Large Underwing Caterpillar and Adult

2012 November 3

I almost stepped on this one while pushing my bike up the hill on May 29, 2012. It was sitting on the road pavement, and looked so much like a mouldy bit of rotting stick that I nearly didn’t stop to pick it up.

It was something of a huge caterpillar, as we can see when we compare it to a penny.

The belly was more colorful, pink with a number of elongated black spots. It was pretty lethargic even for a caterpillar, and let me roll it around and photograph it quite a bit.

Based on the black spots on the pink belly, I’m inclined to think this is an Ilia Underwing caterpillar, Catocala ilia.

The face looks right for the Ilia Underwing, too.

We had it in a bowl, and it was so lethargic that I thought that it was probably going to pupate right there on the spot.

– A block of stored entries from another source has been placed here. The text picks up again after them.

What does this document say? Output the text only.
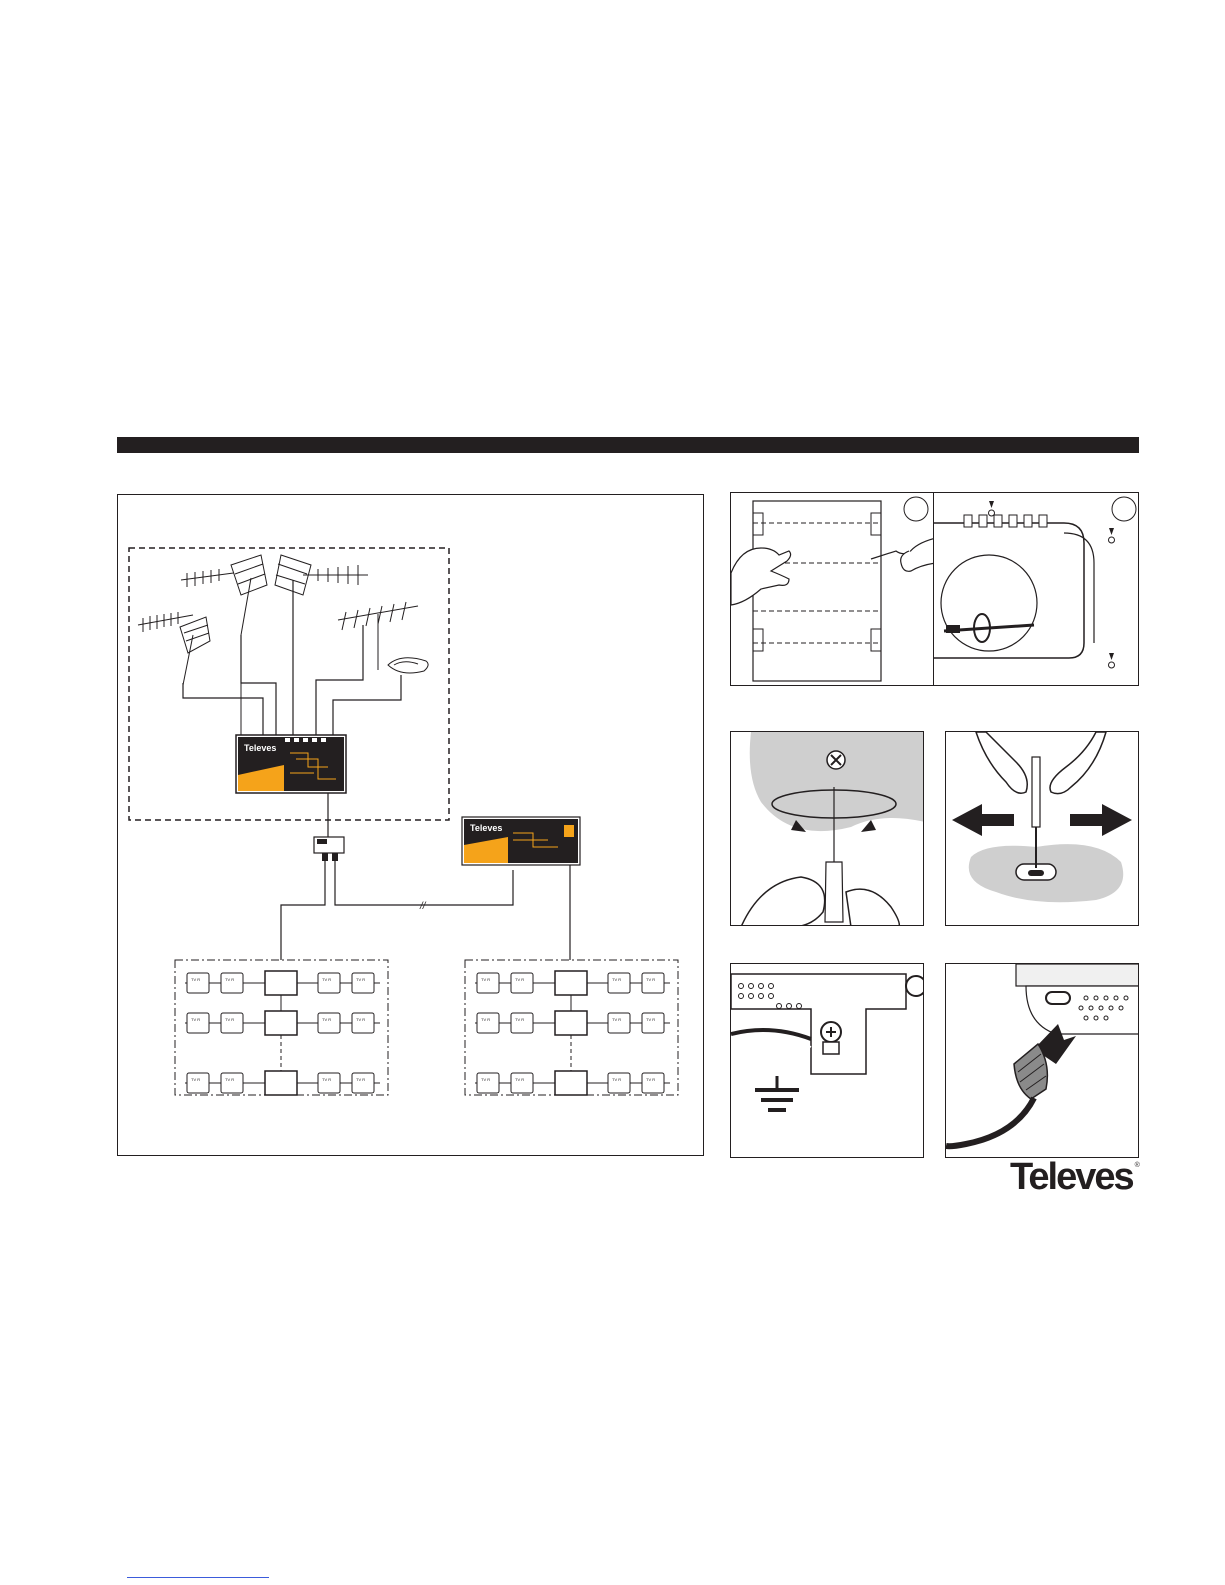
Televes
//
Televes
TV R	TV R	TV R	TV R
TV R	TV R	TV R	TV R
TV R	TV R	TV R	TV R
TV R	TV R	TV R	TV R
TV R	TV R	TV R	TV R
TV R	TV R	TV R	TV R
Televes ®
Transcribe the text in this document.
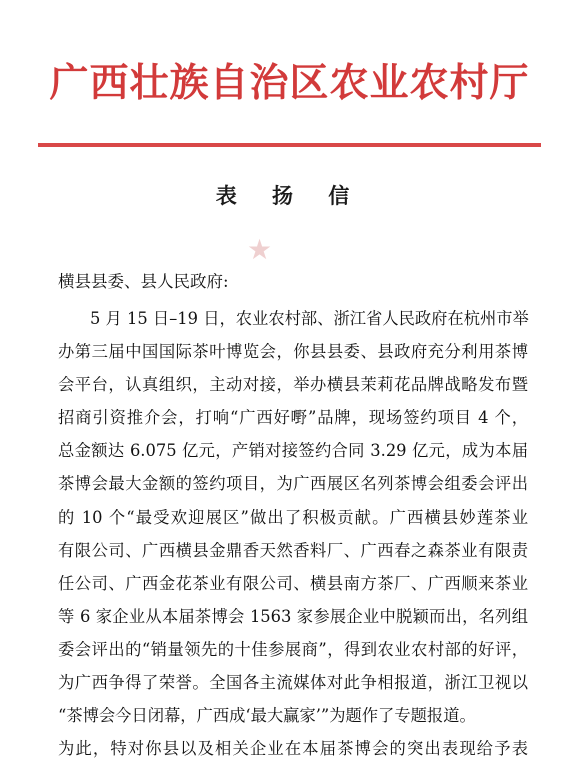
广西壮族自治区农业农村厅
表 扬 信
★
横县县委、县人民政府:
5 月 15 日–19 日，农业农村部、浙江省人民政府在杭州市举
办第三届中国国际茶叶博览会，你县县委、县政府充分利用茶博
会平台，认真组织，主动对接，举办横县茉莉花品牌战略发布暨
招商引资推介会，打响“广西好嘢”品牌，现场签约项目 4 个，
总金额达 6.075 亿元，产销对接签约合同 3.29 亿元，成为本届
茶博会最大金额的签约项目，为广西展区名列茶博会组委会评出
的 10 个“最受欢迎展区”做出了积极贡献。广西横县妙莲茶业
有限公司、广西横县金鼎香天然香料厂、广西春之森茶业有限责
任公司、广西金花茶业有限公司、横县南方茶厂、广西顺来茶业
等 6 家企业从本届茶博会 1563 家参展企业中脱颖而出，名列组
委会评出的“销量领先的十佳参展商”，得到农业农村部的好评，
为广西争得了荣誉。全国各主流媒体对此争相报道，浙江卫视以
“茶博会今日闭幕，广西成‘最大赢家’”为题作了专题报道。
为此，特对你县以及相关企业在本届茶博会的突出表现给予表
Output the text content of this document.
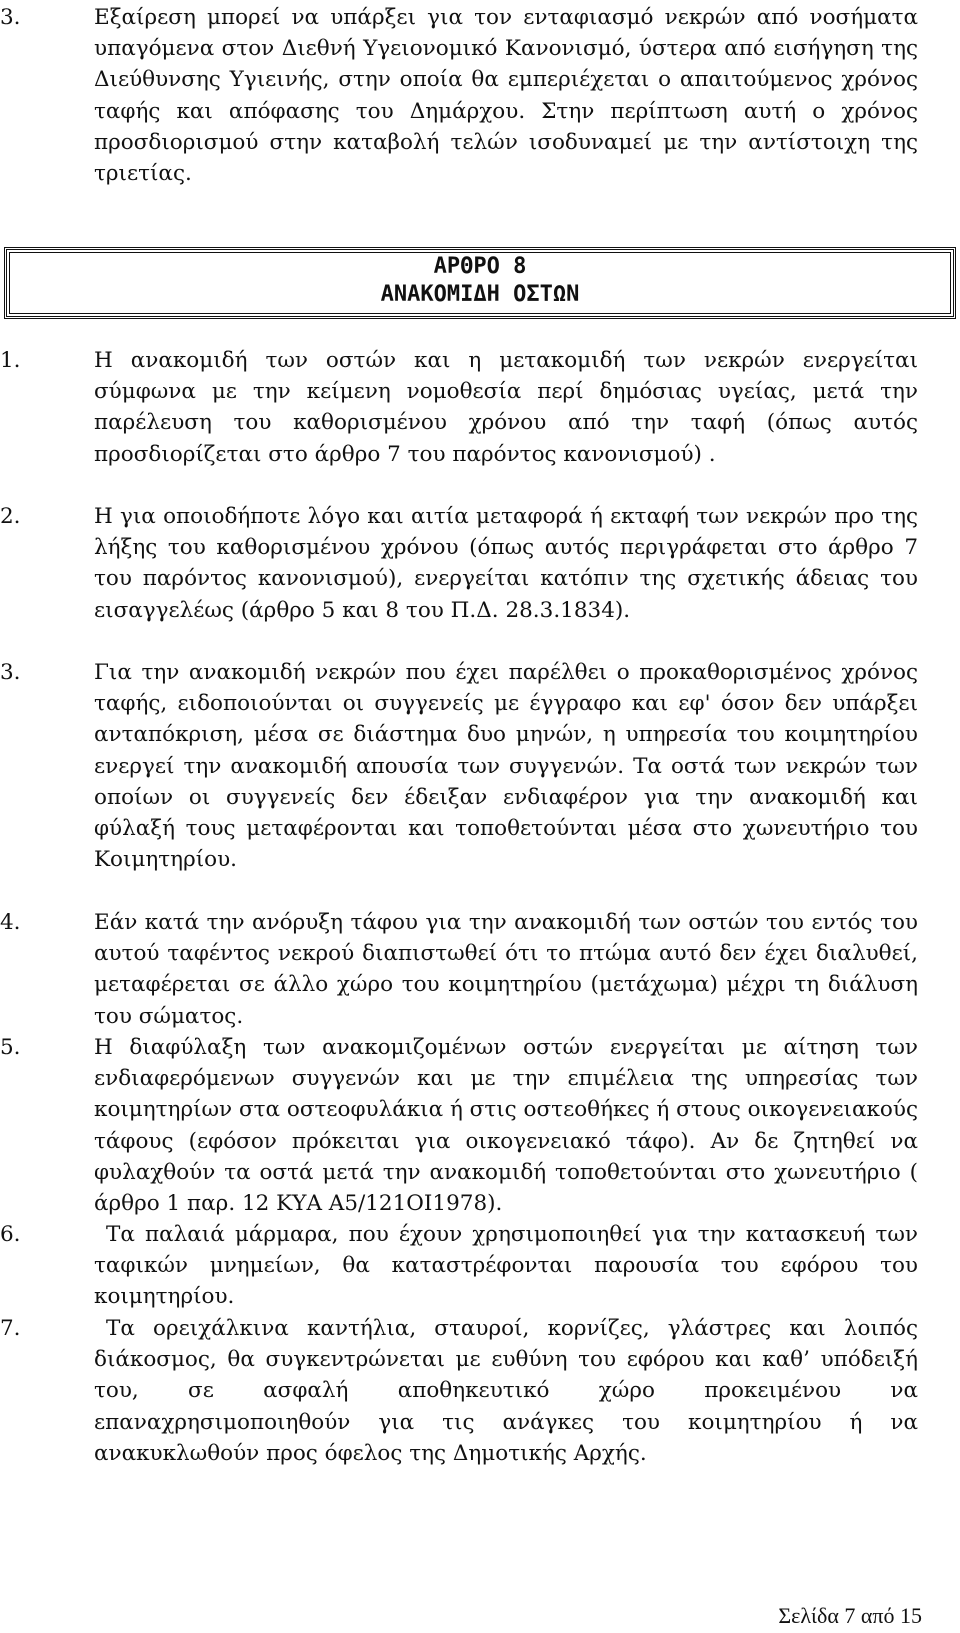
3.	Εξαίρεση μπορεί να υπάρξει για τον ενταφιασμό νεκρών από νοσήματα υπαγόμενα στον Διεθνή Υγειονομικό Κανονισμό, ύστερα από εισήγηση της Διεύθυνσης Υγιεινής, στην οποία θα εμπεριέχεται ο απαιτούμενος χρόνος ταφής και απόφασης του Δημάρχου. Στην περίπτωση αυτή ο χρόνος προσδιορισμού στην καταβολή τελών ισοδυναμεί με την αντίστοιχη της τριετίας.

ΑΡΘΡΟ 8
ΑΝΑΚΟΜΙΔΗ ΟΣΤΩΝ

1.	Η ανακομιδή των οστών και η μετακομιδή των νεκρών ενεργείται σύμφωνα με την κείμενη νομοθεσία περί δημόσιας υγείας, μετά την παρέλευση του καθορισμένου χρόνου από την ταφή (όπως αυτός προσδιορίζεται στο άρθρο 7 του παρόντος κανονισμού) .

2.	Η για οποιοδήποτε λόγο και αιτία μεταφορά ή εκταφή των νεκρών προ της λήξης του καθορισμένου χρόνου (όπως αυτός περιγράφεται στο άρθρο 7 του παρόντος κανονισμού), ενεργείται κατόπιν της σχετικής άδειας του εισαγγελέως (άρθρο 5 και 8 του Π.Δ. 28.3.1834).

3.	Για την ανακομιδή νεκρών που έχει παρέλθει ο προκαθορισμένος χρόνος ταφής, ειδοποιούνται οι συγγενείς με έγγραφο και εφ' όσον δεν υπάρξει ανταπόκριση, μέσα σε διάστημα δυο μηνών, η υπηρεσία του κοιμητηρίου ενεργεί την ανακομιδή απουσία των συγγενών. Τα οστά των νεκρών των οποίων οι συγγενείς δεν έδειξαν ενδιαφέρον για την ανακομιδή και φύλαξή τους μεταφέρονται και τοποθετούνται μέσα στο χωνευτήριο του Κοιμητηρίου.

4.	Εάν κατά την ανόρυξη τάφου για την ανακομιδή των οστών του εντός του αυτού ταφέντος νεκρού διαπιστωθεί ότι το πτώμα αυτό δεν έχει διαλυθεί, μεταφέρεται σε άλλο χώρο του κοιμητηρίου (μετάχωμα) μέχρι τη διάλυση του σώματος.

5.	Η διαφύλαξη των ανακομιζομένων οστών ενεργείται με αίτηση των ενδιαφερόμενων συγγενών και με την επιμέλεια της υπηρεσίας των κοιμητηρίων στα οστεοφυλάκια ή στις οστεοθήκες ή στους οικογενειακούς τάφους (εφόσον πρόκειται για οικογενειακό τάφο). Αν δε ζητηθεί να φυλαχθούν τα οστά μετά την ανακομιδή τοποθετούνται στο χωνευτήριο ( άρθρο 1 παρ. 12 ΚΥΑ Α5/121ΟΙ1978).

6.	Τα παλαιά μάρμαρα, που έχουν χρησιμοποιηθεί για την κατασκευή των ταφικών μνημείων, θα καταστρέφονται παρουσία του εφόρου του κοιμητηρίου.

7.	Τα ορειχάλκινα καντήλια, σταυροί, κορνίζες, γλάστρες και λοιπός διάκοσμος, θα συγκεντρώνεται με ευθύνη του εφόρου και καθ’ υπόδειξή του, σε ασφαλή αποθηκευτικό χώρο προκειμένου να επαναχρησιμοποιηθούν για τις ανάγκες του κοιμητηρίου ή να ανακυκλωθούν προς όφελος της Δημοτικής Αρχής.

Σελίδα 7 από 15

So I didn’t put a cover on the bowl. Big mistake. Because a few hours later, I looked in on it again, and it was gone. I couldn’t find it anywhere, and figured it had probably crawled off under the stove or behind the cabinets.

But then, almost exactly a month later (June 30, 2012), I came home and Sandy presented me with a jar containing this big moth that she had caught in the kitchen. I suppose it is possible that this is a completely unconnected moth that just happened to get into the kitchen, but the circumstantial evidence here is pretty darned strong.

And, the bit of hindwing that we can see is consistent with the color and pattern of the Ilia Underwing adult photos on BugGuide, so there we go.

This is evidently one of the most common underwings in this area, so it’s no surprise that I found one. Aside from the fact that the caterpillars are practically invisible, and the adults apparently aren’t as drawn to lights as many other moths are, so it is a bit unlikely to actually see one. The only reason the caterpillar was out where I could spot it, was because it was crawling around looking for a place to pupate. They eat oak leaves, so it probably dropped out of one of the oak trees that grow next to the road where I found it.

6 Responses leave one →
  1. November 3, 2012

    That’s too cool. And I’m psyched for the moth that your home was a safe place to pupate, so it could go out and meet fellow (and lady) moths, thus fulfilling its destiny. =) Good work!

  2. Carole permalink
    November 3, 2012

    I laughed out loud when I read of your wife’s discovery. Good piece of writing and a nice discovery.

  3. November 4, 2012

    What an amazing, fascinating, horrifically beautiful face! You make me want to catch some caterpillars next spring. Maybe I’ll know enough from reading your blog by then to be able to assure myself that I won’t kill them.

  4. November 4, 2012

    Underwing moths are gorgeous. I remember seeing them when I lived in Georgia, but I didn’t realize we had them up here!

  5. November 5, 2012

    I wasn’t sure if it was going to pull off the pupation or not, and was glad to see that it did. I guess the warm, dark area under the stove is pretty suitable for them, at least in the summer when the air isn’t too dry.

    Cindy: Go for it! Caterpillars are actually surprisingly easy to raise a lot of the time.

    Rebecca: We certainly do have underwings, although I mostly find them by rearing caterpillars, the species around here don’t seem to be as strongly drawn to lights as a lot of other moths are.

  6. November 6, 2012

    Cindy: They have enormously varied faces, too. The book Owlet Caterpillars of North America has several pages worth of pictures of underwing caterpillar faces.